Communication-efficient design: EF-Landing incorporates error-feedback compression and block-wise decomposition, reducing communication by up to $10\times$ with no loss in convergence rate (Song et al., 3 Jun 2025).
Structure-preserving updates: Givens coordinate-descent enables $\mathcal{O}(d)$ -cost per update for orthogonal matrices, supporting large-scale matrix optimization (Shalit et al., 2013).
Variational PDE schemes: Component-wise splitting and space-time saddle search admit updates via linear solves per variable, with decoupled structure allowing parallelization and rapid convergence (Wang et al., 2023, Zhang et al., 13 Jan 2026).
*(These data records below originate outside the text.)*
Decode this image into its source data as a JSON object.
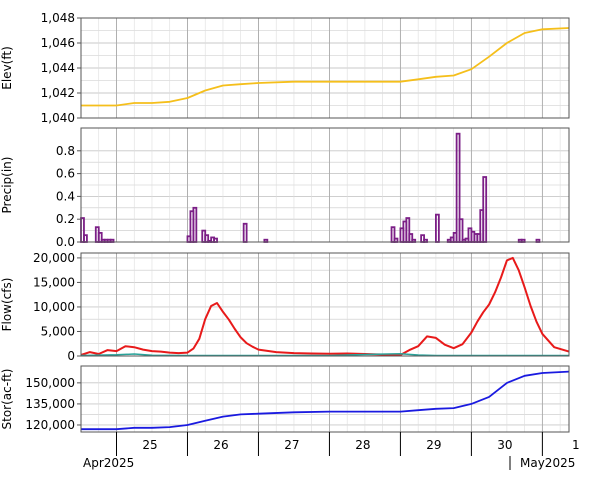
{
  "colors": {
    "elevation": "#f5bf1b",
    "precip": "#7b1e86",
    "flow_out": "#e81a1a",
    "flow_in": "#2aa39a",
    "storage": "#1a1ae0",
    "grid": "#c8c8c8",
    "frame": "#555555",
    "day_tick": "#000000"
  },
  "x_axis": {
    "day_labels": [
      "25",
      "26",
      "27",
      "28",
      "29",
      "30",
      "1"
    ],
    "month_labels": [
      "Apr2025",
      "May2025"
    ],
    "range_days": [
      "2025-04-24T12:00",
      "2025-05-01T09:00"
    ]
  },
  "chart_data": [
    {
      "type": "line",
      "ylabel": "Elev(ft)",
      "ylim": [
        1040,
        1048
      ],
      "yticks": [
        "1,040",
        "1,042",
        "1,044",
        "1,046",
        "1,048"
      ],
      "grid": true,
      "series": [
        {
          "color_key": "elevation",
          "x": [
            "2025-04-24T12:00",
            "2025-04-25T00:00",
            "2025-04-25T06:00",
            "2025-04-25T12:00",
            "2025-04-25T18:00",
            "2025-04-26T00:00",
            "2025-04-26T06:00",
            "2025-04-26T12:00",
            "2025-04-26T18:00",
            "2025-04-27T00:00",
            "2025-04-27T12:00",
            "2025-04-28T00:00",
            "2025-04-28T12:00",
            "2025-04-29T00:00",
            "2025-04-29T06:00",
            "2025-04-29T12:00",
            "2025-04-29T18:00",
            "2025-04-30T00:00",
            "2025-04-30T06:00",
            "2025-04-30T12:00",
            "2025-04-30T18:00",
            "2025-05-01T00:00",
            "2025-05-01T09:00"
          ],
          "values": [
            1041.0,
            1041.0,
            1041.2,
            1041.2,
            1041.3,
            1041.6,
            1042.2,
            1042.6,
            1042.7,
            1042.8,
            1042.9,
            1042.9,
            1042.9,
            1042.9,
            1043.1,
            1043.3,
            1043.4,
            1043.9,
            1044.9,
            1046.0,
            1046.8,
            1047.1,
            1047.2
          ]
        }
      ]
    },
    {
      "type": "bar",
      "ylabel": "Precip(in)",
      "ylim": [
        0,
        1.0
      ],
      "yticks": [
        "0.0",
        "0.2",
        "0.4",
        "0.6",
        "0.8"
      ],
      "grid": true,
      "series": [
        {
          "color_key": "precip",
          "x": [
            "2025-04-24T12:00",
            "2025-04-24T13:00",
            "2025-04-24T14:00",
            "2025-04-24T15:00",
            "2025-04-24T16:00",
            "2025-04-24T17:00",
            "2025-04-24T18:00",
            "2025-04-24T19:00",
            "2025-04-24T20:00",
            "2025-04-24T21:00",
            "2025-04-24T22:00",
            "2025-04-24T23:00",
            "2025-04-25T00:00",
            "2025-04-25T01:00",
            "2025-04-25T02:00",
            "2025-04-26T00:00",
            "2025-04-26T01:00",
            "2025-04-26T02:00",
            "2025-04-26T03:00",
            "2025-04-26T05:00",
            "2025-04-26T06:00",
            "2025-04-26T07:00",
            "2025-04-26T08:00",
            "2025-04-26T09:00",
            "2025-04-26T10:00",
            "2025-04-26T11:00",
            "2025-04-26T19:00",
            "2025-04-26T20:00",
            "2025-04-27T02:00",
            "2025-04-28T21:00",
            "2025-04-28T22:00",
            "2025-04-29T00:00",
            "2025-04-29T01:00",
            "2025-04-29T02:00",
            "2025-04-29T03:00",
            "2025-04-29T04:00",
            "2025-04-29T07:00",
            "2025-04-29T08:00",
            "2025-04-29T12:00",
            "2025-04-29T13:00",
            "2025-04-29T16:00",
            "2025-04-29T17:00",
            "2025-04-29T18:00",
            "2025-04-29T19:00",
            "2025-04-29T20:00",
            "2025-04-29T21:00",
            "2025-04-29T22:00",
            "2025-04-29T23:00",
            "2025-04-30T00:00",
            "2025-04-30T01:00",
            "2025-04-30T02:00",
            "2025-04-30T03:00",
            "2025-04-30T04:00",
            "2025-04-30T05:00",
            "2025-04-30T06:00",
            "2025-04-30T07:00",
            "2025-04-30T08:00",
            "2025-04-30T16:00",
            "2025-04-30T17:00",
            "2025-04-30T18:00",
            "2025-04-30T22:00"
          ],
          "values": [
            0.21,
            0.06,
            0.0,
            0.0,
            0.0,
            0.13,
            0.08,
            0.02,
            0.02,
            0.02,
            0.02,
            0.0,
            0.0,
            0.0,
            0.0,
            0.05,
            0.27,
            0.3,
            0.0,
            0.1,
            0.06,
            0.01,
            0.04,
            0.03,
            0.0,
            0.0,
            0.16,
            0.0,
            0.02,
            0.13,
            0.03,
            0.12,
            0.18,
            0.21,
            0.07,
            0.02,
            0.06,
            0.02,
            0.24,
            0.0,
            0.02,
            0.04,
            0.08,
            0.95,
            0.2,
            0.02,
            0.03,
            0.12,
            0.09,
            0.07,
            0.07,
            0.28,
            0.57,
            0.0,
            0.0,
            0.0,
            0.0,
            0.02,
            0.02,
            0.0,
            0.02
          ]
        }
      ]
    },
    {
      "type": "line",
      "ylabel": "Flow(cfs)",
      "ylim": [
        0,
        21000
      ],
      "yticks": [
        "0",
        "5,000",
        "10,000",
        "15,000",
        "20,000"
      ],
      "grid": true,
      "series": [
        {
          "color_key": "flow_out",
          "x": [
            "2025-04-24T12:00",
            "2025-04-24T15:00",
            "2025-04-24T18:00",
            "2025-04-24T21:00",
            "2025-04-25T00:00",
            "2025-04-25T03:00",
            "2025-04-25T06:00",
            "2025-04-25T09:00",
            "2025-04-25T12:00",
            "2025-04-25T15:00",
            "2025-04-25T18:00",
            "2025-04-25T21:00",
            "2025-04-26T00:00",
            "2025-04-26T02:00",
            "2025-04-26T04:00",
            "2025-04-26T06:00",
            "2025-04-26T08:00",
            "2025-04-26T10:00",
            "2025-04-26T12:00",
            "2025-04-26T14:00",
            "2025-04-26T16:00",
            "2025-04-26T18:00",
            "2025-04-26T20:00",
            "2025-04-26T22:00",
            "2025-04-27T00:00",
            "2025-04-27T06:00",
            "2025-04-27T12:00",
            "2025-04-27T18:00",
            "2025-04-28T00:00",
            "2025-04-28T06:00",
            "2025-04-28T12:00",
            "2025-04-28T18:00",
            "2025-04-29T00:00",
            "2025-04-29T03:00",
            "2025-04-29T06:00",
            "2025-04-29T09:00",
            "2025-04-29T12:00",
            "2025-04-29T15:00",
            "2025-04-29T18:00",
            "2025-04-29T21:00",
            "2025-04-30T00:00",
            "2025-04-30T02:00",
            "2025-04-30T04:00",
            "2025-04-30T06:00",
            "2025-04-30T08:00",
            "2025-04-30T10:00",
            "2025-04-30T12:00",
            "2025-04-30T14:00",
            "2025-04-30T16:00",
            "2025-04-30T18:00",
            "2025-04-30T20:00",
            "2025-04-30T22:00",
            "2025-05-01T00:00",
            "2025-05-01T04:00",
            "2025-05-01T09:00"
          ],
          "values": [
            200,
            800,
            400,
            1200,
            1000,
            2000,
            1800,
            1300,
            1000,
            900,
            700,
            600,
            700,
            1500,
            3500,
            7500,
            10200,
            10800,
            9000,
            7400,
            5500,
            3800,
            2600,
            1900,
            1300,
            800,
            600,
            500,
            450,
            500,
            400,
            300,
            200,
            1200,
            2000,
            4000,
            3700,
            2300,
            1600,
            2400,
            4800,
            7000,
            8900,
            10500,
            13000,
            16000,
            19500,
            20000,
            17500,
            14000,
            10200,
            7000,
            4500,
            1800,
            900
          ]
        },
        {
          "color_key": "flow_in",
          "x": [
            "2025-04-24T12:00",
            "2025-04-25T00:00",
            "2025-04-25T06:00",
            "2025-04-25T12:00",
            "2025-04-26T00:00",
            "2025-04-27T00:00",
            "2025-04-28T00:00",
            "2025-04-28T12:00",
            "2025-04-29T00:00",
            "2025-04-29T06:00",
            "2025-04-29T12:00",
            "2025-04-30T00:00",
            "2025-05-01T09:00"
          ],
          "values": [
            100,
            250,
            400,
            150,
            100,
            100,
            100,
            300,
            450,
            200,
            100,
            100,
            100
          ]
        }
      ]
    },
    {
      "type": "line",
      "ylabel": "Stor(ac-ft)",
      "ylim": [
        115000,
        162000
      ],
      "yticks": [
        "120,000",
        "135,000",
        "150,000"
      ],
      "grid": true,
      "series": [
        {
          "color_key": "storage",
          "x": [
            "2025-04-24T12:00",
            "2025-04-25T00:00",
            "2025-04-25T06:00",
            "2025-04-25T12:00",
            "2025-04-25T18:00",
            "2025-04-26T00:00",
            "2025-04-26T06:00",
            "2025-04-26T12:00",
            "2025-04-26T18:00",
            "2025-04-27T00:00",
            "2025-04-27T12:00",
            "2025-04-28T00:00",
            "2025-04-28T12:00",
            "2025-04-29T00:00",
            "2025-04-29T06:00",
            "2025-04-29T12:00",
            "2025-04-29T18:00",
            "2025-04-30T00:00",
            "2025-04-30T06:00",
            "2025-04-30T12:00",
            "2025-04-30T18:00",
            "2025-05-01T00:00",
            "2025-05-01T09:00"
          ],
          "values": [
            117000,
            117000,
            118000,
            118000,
            118500,
            120000,
            123000,
            126000,
            127500,
            128000,
            129000,
            129500,
            129500,
            129500,
            130500,
            131500,
            132000,
            135000,
            140000,
            150000,
            155000,
            157000,
            158000
          ]
        }
      ]
    }
  ]
}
6. Applications and Extensions

Applications span signal processing, statistical machine learning, data analysis, and electronic structure computation.
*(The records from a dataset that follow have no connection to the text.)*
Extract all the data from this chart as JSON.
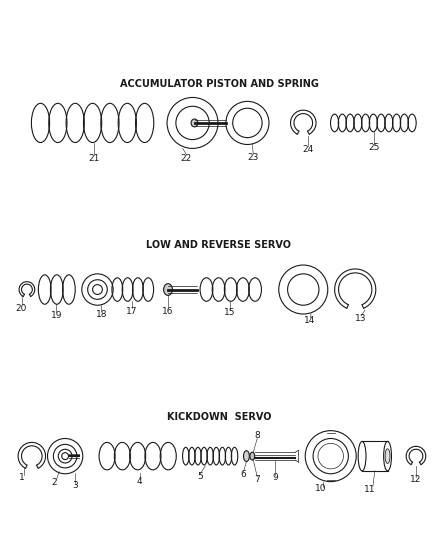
{
  "bg_color": "#ffffff",
  "line_color": "#1a1a1a",
  "section1_label": "KICKDOWN  SERVO",
  "section2_label": "LOW AND REVERSE SERVO",
  "section3_label": "ACCUMULATOR PISTON AND SPRING",
  "label_fontsize": 7,
  "number_fontsize": 6.5,
  "fig_width": 4.38,
  "fig_height": 5.33,
  "dpi": 100
}
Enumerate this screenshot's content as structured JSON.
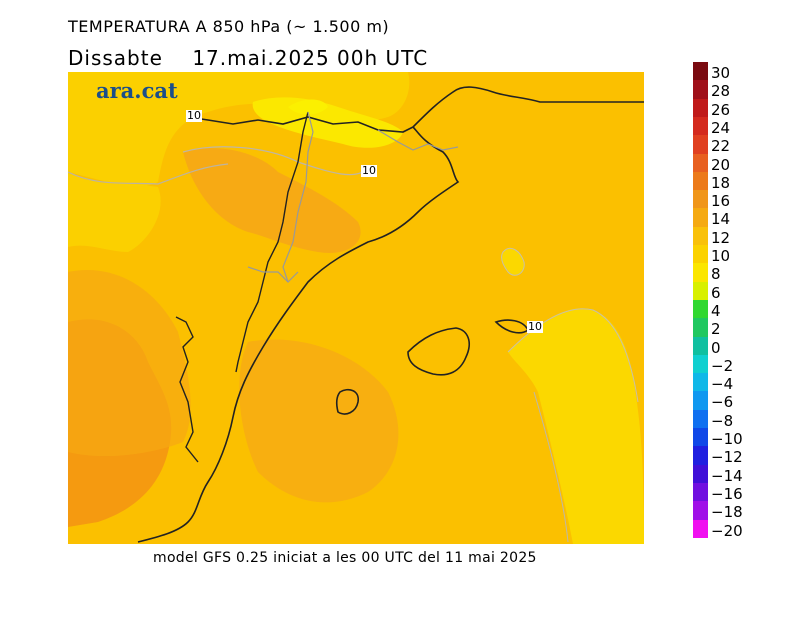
{
  "header": {
    "title": "TEMPERATURA A 850 hPa (~ 1.500 m)",
    "subtitle": "Dissabte    17.mai.2025 00h UTC"
  },
  "logo": {
    "text": "ara.cat"
  },
  "footer": {
    "text": "model GFS 0.25 iniciat a les 00 UTC del 11 mai 2025"
  },
  "map": {
    "contour_labels": [
      "10",
      "10",
      "10"
    ]
  },
  "colorbar": {
    "labels": [
      "30",
      "28",
      "26",
      "24",
      "22",
      "20",
      "18",
      "16",
      "14",
      "12",
      "10",
      "8",
      "6",
      "4",
      "2",
      "0",
      "−2",
      "−4",
      "−6",
      "−8",
      "−10",
      "−12",
      "−14",
      "−16",
      "−18",
      "−20"
    ],
    "colors": [
      "#7a0a10",
      "#a0101a",
      "#c01a1a",
      "#d42a1e",
      "#e04020",
      "#e86020",
      "#ec7a1a",
      "#f0961a",
      "#f5aa12",
      "#f9c10a",
      "#fbd200",
      "#fbe600",
      "#d8f000",
      "#30d830",
      "#20c860",
      "#10c0a0",
      "#10d0d0",
      "#10b8e8",
      "#1098f0",
      "#1070f0",
      "#1048e8",
      "#2020e0",
      "#4010d8",
      "#7010e0",
      "#a010e8",
      "#f010f0"
    ]
  }
}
Sparse representation and compressed sensing: eOMP maximizes residual reduction and achieves sparser decompositions in coding tasks while improving recovery rates on Gaussian ensembles (Xue et al., 2015).
Statistical inference: PLR decomposition enables unconstrained optimization for CPCA and robust estimation of common orthogonal matrices under heavy-tailed distributions (Bagnato et al., 2019).
Networked and distributed learning: DRFGT and EF-Landing facilitate decentralized learning on the Stiefel manifold at scale, with practical efficacy demonstrated for block-wise PCA and deep-network layer orthogonality (Sun et al., 2024, Song et al., 3 Jun 2025).
Nonconvex–concave and minimax problems: Retraction-free exact penalty methods extend to nonsmooth and dual adaptive scenarios, preserving feasibility asymptotically and supporting efficient primal-dual updates (Aybat et al., 24 Oct 2025).
Tensor and latent variable models: Givens rotation frameworks yield scalable methods for sparse PCA and high-dimensional tensor decomposition, with provably optimal stationary points (Shalit et al., 2013).
Kohn–Sham DFT and nonlinear PDEs: Component-wise splitting and space-time saddle dynamics schemes ensure exact preservation of physical constraints (e.g., orbital orthonormality, Morse index) while supporting fast iterative solvers for electronic structure and multiple-solution search in semilinear elliptic problems (Wang et al., 2023, Zhang et al., 13 Jan 2026).

A plausible implication is that as optimization scales and hardware architectures trend toward massive parallelization, retraction-free methods will increasingly supplant classical manifold algorithms for structured matrix constraints, particularly in domains where computational and communication load are limiting.